The Ethiopian campaign was a typical Wingate show all the way — full of dash, surprise, and successful bluff. With only 1800 Sudanese and Ethiopian Askaris, a sprinkling of British officers and noncoms, two trench mortars, a few field guns, and virtually no air support, he stormed the first Italian strongholds in a series of rapier-like thrusts. Groups of fuzzy-haired Ethiopian irregulars — Wingate insisted they be called “Patriots” — rallied to his side. Altogether this half-pint army accounted for 40,000 Italians, killed or captured. In May, 1941, Wingate entered Addis Ababa on a white charger by the side of Haile Selassie.
Field Marshal Wavell was so impressed that he summoned Wingate to India in 1942, raised him to the rank of Brigadier, and gave him a free hand to build up a raiding force that would be the vanguard of reconquest in Burma.
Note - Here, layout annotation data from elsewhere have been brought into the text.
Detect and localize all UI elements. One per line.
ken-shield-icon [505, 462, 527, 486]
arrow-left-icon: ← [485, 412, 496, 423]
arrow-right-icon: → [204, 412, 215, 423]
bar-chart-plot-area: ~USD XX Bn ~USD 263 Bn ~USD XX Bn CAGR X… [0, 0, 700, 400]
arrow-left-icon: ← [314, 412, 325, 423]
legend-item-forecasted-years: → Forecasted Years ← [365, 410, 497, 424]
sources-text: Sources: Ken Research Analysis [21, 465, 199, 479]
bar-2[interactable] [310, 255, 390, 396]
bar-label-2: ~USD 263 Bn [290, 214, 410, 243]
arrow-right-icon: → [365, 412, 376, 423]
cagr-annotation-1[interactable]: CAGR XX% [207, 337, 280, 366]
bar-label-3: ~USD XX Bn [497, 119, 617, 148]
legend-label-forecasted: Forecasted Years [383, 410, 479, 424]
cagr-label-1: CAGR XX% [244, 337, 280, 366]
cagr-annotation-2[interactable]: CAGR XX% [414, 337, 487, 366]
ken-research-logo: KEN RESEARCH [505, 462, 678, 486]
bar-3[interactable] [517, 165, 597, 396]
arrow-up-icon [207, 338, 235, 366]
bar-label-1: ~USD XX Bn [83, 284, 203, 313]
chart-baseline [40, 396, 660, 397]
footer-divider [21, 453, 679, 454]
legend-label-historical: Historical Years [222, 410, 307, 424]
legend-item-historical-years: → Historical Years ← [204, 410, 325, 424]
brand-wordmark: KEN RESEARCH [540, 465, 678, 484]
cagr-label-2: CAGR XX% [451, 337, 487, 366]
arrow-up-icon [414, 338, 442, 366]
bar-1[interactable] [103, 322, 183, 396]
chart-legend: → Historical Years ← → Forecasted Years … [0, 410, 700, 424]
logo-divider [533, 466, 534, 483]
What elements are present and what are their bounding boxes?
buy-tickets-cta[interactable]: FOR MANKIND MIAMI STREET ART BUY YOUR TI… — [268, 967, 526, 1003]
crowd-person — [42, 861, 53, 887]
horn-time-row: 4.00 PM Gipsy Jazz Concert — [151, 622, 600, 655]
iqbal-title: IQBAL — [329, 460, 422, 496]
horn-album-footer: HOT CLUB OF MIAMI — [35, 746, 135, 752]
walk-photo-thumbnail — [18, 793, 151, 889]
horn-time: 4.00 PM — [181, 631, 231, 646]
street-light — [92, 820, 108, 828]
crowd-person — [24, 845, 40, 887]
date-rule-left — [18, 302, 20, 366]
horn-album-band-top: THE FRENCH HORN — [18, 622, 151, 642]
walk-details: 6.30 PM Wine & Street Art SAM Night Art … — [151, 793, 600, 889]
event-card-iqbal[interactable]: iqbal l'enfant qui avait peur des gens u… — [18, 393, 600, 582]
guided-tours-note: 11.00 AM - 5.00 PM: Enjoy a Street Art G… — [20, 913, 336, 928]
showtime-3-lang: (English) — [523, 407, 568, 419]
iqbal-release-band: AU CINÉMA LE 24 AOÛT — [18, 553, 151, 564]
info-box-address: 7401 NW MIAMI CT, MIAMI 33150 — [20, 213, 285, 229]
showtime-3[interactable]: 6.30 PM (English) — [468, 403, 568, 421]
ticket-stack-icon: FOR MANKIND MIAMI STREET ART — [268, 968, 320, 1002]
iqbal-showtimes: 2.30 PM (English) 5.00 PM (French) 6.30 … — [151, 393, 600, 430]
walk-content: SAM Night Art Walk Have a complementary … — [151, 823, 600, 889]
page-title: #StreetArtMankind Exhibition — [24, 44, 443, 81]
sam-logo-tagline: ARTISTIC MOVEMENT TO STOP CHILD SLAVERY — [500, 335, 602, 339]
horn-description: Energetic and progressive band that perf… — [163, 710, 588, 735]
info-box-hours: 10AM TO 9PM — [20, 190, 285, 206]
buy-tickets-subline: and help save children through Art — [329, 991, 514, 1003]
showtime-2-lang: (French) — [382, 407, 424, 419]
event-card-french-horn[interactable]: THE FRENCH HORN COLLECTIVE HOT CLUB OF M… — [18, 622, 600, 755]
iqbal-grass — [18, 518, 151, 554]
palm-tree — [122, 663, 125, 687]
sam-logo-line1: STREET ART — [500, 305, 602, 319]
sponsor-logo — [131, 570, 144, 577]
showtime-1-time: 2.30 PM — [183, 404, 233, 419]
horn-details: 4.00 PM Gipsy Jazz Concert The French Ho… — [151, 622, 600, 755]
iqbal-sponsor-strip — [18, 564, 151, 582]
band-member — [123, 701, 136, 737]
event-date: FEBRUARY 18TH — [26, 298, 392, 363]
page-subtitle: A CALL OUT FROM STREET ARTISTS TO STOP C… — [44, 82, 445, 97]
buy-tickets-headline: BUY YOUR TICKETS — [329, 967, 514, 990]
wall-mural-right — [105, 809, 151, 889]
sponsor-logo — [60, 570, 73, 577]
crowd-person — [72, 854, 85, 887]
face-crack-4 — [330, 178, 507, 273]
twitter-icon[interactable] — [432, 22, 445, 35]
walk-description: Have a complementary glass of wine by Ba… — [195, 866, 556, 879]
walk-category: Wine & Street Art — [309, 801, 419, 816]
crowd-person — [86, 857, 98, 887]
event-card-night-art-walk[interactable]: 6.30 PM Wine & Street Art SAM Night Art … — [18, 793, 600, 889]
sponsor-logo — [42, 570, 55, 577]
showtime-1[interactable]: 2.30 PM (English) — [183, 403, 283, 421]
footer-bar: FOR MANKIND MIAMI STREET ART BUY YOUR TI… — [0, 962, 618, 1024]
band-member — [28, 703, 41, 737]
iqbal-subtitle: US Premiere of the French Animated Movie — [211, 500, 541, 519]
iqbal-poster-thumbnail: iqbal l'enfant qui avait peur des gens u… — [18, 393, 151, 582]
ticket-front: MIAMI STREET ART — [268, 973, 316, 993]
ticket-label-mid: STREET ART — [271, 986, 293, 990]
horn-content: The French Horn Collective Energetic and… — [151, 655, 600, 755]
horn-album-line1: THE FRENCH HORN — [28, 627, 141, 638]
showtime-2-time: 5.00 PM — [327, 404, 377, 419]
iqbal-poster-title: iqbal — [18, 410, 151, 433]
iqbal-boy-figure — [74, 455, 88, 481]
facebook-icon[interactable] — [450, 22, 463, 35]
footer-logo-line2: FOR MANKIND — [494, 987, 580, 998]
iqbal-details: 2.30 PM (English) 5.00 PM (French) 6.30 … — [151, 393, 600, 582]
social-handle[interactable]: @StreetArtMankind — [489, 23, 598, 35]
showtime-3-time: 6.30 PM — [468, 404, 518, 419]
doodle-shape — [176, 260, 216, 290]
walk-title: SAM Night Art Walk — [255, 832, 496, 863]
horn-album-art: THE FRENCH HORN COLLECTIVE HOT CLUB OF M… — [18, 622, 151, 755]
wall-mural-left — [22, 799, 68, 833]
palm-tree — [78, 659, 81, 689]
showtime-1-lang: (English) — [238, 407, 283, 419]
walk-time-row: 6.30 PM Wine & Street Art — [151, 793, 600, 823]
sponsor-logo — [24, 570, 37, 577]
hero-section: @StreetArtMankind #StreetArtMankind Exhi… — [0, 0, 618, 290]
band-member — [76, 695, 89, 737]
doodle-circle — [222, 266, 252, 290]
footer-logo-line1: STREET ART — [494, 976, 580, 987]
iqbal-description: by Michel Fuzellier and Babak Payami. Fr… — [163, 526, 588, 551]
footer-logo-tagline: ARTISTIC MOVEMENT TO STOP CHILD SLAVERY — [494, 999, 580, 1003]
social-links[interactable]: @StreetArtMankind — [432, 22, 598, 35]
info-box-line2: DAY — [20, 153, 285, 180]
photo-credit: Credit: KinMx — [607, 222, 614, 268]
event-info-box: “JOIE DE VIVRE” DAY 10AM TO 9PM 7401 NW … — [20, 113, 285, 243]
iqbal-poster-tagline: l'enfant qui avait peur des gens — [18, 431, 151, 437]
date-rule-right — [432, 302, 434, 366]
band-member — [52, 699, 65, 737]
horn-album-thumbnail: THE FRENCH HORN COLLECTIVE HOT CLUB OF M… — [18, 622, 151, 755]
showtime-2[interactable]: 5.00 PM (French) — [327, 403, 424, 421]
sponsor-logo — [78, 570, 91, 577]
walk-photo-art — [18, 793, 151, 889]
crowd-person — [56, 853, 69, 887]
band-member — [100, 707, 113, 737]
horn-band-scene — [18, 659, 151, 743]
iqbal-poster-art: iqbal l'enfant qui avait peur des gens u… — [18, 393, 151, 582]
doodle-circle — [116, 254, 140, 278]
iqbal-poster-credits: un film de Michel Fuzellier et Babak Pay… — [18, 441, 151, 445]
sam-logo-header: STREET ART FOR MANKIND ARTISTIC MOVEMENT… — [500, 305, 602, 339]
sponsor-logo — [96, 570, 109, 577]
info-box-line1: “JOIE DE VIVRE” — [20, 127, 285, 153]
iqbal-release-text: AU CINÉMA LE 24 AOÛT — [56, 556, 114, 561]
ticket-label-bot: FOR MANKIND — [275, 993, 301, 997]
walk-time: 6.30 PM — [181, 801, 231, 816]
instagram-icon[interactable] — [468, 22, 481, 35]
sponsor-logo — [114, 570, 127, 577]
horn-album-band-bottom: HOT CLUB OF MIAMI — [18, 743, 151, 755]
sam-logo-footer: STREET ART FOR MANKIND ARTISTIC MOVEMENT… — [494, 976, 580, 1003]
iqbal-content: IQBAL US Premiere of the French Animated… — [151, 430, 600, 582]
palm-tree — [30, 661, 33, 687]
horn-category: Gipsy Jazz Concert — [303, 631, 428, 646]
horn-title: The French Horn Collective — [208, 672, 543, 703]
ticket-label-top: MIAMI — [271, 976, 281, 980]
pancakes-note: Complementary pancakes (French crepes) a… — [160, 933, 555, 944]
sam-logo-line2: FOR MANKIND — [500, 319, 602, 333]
The Wingate expedition proved several things which have a vital bearing on the coming offensive in Burma. It showed that a large force could operate indefinitely in enemy territory without orthodox lines of communication, and be supplied entirely from the air. It revealed that the Japanese have outstayed their welcome in Burma; after twro years of Japanese intimidation, Burma’s fifth column is ready to change sides. The expedition justified Wingate’s boast that he could “make any man into a jungle fighter capable of coping with the best the Japanese have got,” and it gave the Allies a new insight into their Japanese enemy.
“The Japanese,” says Wingate, “is no superman. His operational schemes are the product of a thirdrate brain. But the individual soldiers are fanatics. Put one of them in a hole with 100 rounds of ammunition, and tell him to die for the Emperor — and he will do it. The way to deal with him is to leave him in his hole and go behind him.
“Jungle warfare demands great resourcefulness and endurance. The Japanese has tremendous endurance, but he cannot solve problems he has never faced before. We have proved that we can beat him on his own chosen ground.”